First of all, the only lossless format supported by iTunes is Apple Lossless. It won’t play FLAC (the open source Free Lossless Audio Codec) properly, even with the xiph.org extensions, Fluke, or whatever. A bummer, as I already had a fair amount of music in FLAC format. Sure, VLC will play it, but VLC can’t understand iTunes playlists.

Second, Linn don’t support Apple Lossless. They supply their music in FLAC and WMA formats only. I guess they’d rather you bought their own stupid, overpriced DS network media players, even if you have a Mac already.

Third, Mac OS resamples! Windows was smart enough (or dumb enough?) to set your audio hardware to the actual sample rate and bit depth of the track that was currently playing. Or at least the setup I used, Winamp Classic with the ASIO driver, would do that, guaranteeing bit-accurate output under all conditions.

The Mac doesn’t. You set the sample rate and bit depth once and for all in the audio control panel, and all the sound gets resampled to that. You can play 96kHz material till you’re blue in the face, using any player application you like, but if the system sample rate is set to 44.1, it’ll get downsampled. Watch a DVD, and the sound is getting resampled from 48 to 44.1.

I don’t know about you, but I wouldn’t trust any resampling algorithm I hadn’t written or at least tested myself. They’re notoriously hard to get right. And a “right” one consumes so much CPU power that there’s a real incentive to downgrade the performance deliberately.

Here’s the official line from the Coreaudio mailing list, found here

This was a comment posed to the list (which was replayed verbatim from Benchmark’s Elias Gwinn)
> […] If the user changes CoreAudio’s sample-rate in AudioMIDI Setup to something different than what iTunes is locked to, CoreAudio will convert the sample rate of the audio that it is receiving from iTunes.

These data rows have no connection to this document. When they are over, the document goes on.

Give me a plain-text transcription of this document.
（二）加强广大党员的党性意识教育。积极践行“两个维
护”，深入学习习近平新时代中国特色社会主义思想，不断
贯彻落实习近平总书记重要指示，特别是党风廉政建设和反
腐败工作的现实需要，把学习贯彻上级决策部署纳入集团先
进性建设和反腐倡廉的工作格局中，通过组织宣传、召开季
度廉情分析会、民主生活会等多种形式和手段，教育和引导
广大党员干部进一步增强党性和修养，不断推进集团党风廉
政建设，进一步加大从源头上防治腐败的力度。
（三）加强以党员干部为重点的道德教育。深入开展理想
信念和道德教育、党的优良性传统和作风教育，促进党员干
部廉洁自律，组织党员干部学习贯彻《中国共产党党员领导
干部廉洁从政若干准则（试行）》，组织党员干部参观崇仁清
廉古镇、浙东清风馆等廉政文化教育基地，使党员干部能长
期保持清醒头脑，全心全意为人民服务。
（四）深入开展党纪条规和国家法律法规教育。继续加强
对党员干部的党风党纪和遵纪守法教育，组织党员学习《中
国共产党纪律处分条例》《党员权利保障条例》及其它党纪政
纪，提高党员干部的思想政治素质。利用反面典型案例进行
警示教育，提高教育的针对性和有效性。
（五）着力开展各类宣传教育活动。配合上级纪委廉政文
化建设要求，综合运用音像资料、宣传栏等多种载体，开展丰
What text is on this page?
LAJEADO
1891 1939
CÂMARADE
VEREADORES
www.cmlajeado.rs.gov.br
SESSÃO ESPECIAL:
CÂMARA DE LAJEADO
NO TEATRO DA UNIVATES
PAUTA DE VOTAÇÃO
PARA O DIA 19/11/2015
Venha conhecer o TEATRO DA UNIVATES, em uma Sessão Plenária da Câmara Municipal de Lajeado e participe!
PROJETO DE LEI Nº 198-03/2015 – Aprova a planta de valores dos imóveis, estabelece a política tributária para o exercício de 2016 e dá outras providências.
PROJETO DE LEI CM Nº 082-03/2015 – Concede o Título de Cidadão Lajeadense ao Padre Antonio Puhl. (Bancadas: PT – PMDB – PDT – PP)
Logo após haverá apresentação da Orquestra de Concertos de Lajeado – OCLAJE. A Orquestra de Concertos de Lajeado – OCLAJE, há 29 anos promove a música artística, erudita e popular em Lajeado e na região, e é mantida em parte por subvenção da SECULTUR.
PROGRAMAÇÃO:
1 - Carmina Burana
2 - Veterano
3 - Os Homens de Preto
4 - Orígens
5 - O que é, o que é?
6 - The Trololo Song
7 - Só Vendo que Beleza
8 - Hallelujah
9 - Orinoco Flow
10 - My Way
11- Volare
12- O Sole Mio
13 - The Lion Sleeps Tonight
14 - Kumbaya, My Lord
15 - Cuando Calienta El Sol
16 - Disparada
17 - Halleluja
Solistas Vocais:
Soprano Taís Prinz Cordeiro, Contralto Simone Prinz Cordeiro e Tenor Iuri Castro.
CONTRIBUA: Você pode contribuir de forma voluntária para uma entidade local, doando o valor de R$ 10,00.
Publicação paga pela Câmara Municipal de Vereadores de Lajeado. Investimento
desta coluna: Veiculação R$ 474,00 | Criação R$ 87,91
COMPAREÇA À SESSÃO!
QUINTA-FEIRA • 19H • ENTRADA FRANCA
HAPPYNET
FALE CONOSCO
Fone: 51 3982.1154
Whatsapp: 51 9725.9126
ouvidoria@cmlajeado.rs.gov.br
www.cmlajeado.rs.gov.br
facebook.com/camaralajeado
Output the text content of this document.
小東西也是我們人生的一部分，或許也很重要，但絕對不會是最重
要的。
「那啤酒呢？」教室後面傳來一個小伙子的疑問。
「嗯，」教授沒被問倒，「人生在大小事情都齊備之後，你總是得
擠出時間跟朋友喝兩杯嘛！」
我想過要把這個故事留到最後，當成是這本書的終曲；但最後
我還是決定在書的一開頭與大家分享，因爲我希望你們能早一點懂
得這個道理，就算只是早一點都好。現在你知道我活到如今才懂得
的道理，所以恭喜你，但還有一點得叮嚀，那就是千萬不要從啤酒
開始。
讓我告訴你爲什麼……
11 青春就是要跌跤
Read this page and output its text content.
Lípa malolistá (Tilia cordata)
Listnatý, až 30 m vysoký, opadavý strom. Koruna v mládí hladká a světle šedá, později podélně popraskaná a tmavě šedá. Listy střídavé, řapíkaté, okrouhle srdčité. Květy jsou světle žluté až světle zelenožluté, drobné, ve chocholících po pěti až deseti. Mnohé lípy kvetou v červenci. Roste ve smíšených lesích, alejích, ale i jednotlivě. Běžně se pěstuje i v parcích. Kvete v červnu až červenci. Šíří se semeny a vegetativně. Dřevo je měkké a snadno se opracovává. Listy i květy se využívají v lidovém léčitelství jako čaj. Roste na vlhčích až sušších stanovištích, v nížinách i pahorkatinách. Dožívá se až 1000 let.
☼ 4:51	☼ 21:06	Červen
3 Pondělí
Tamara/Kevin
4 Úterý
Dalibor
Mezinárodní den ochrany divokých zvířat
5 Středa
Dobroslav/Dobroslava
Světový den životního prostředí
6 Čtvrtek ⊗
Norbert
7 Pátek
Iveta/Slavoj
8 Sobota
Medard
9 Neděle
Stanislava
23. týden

In this case, the audio may be undergoing two levels of sample-rate conversion (once by iTunes and once by CoreAudio). (The SRC in iTunes is of very high quality (virtually inaudible), but the SRC in CoreAudio is horrible and will cause significant distortion.) If the user wants to change the sample rate of CoreAudio, iTunes should be restarted so that it can lock to the correct sample rate.

This is the response from an Apple employee:
iTunes uses the AudioConverter API internally but we set the quality to “max” and AUHAL probably uses the default (I don’t know). One SRC at max quality followed by one at the default quality is not so great when analyzing sine tone playback.

So the bottom line seems to be, that if you have material recorded at a higher sample rate than 44.1, then you need to turn your system’s sample rate up to appreciate it. And if you do that, then all of your other stuff will get upsampled, though at least it uses Coreaudio’s best quality algorithm. Or does it? Leopard introduced a new “Mastering grade” algorithm, and it’s not obvious whether that one is used.

One step forward, two back. Come on Apple, twiddle those nose rings and come up with a sexy solution.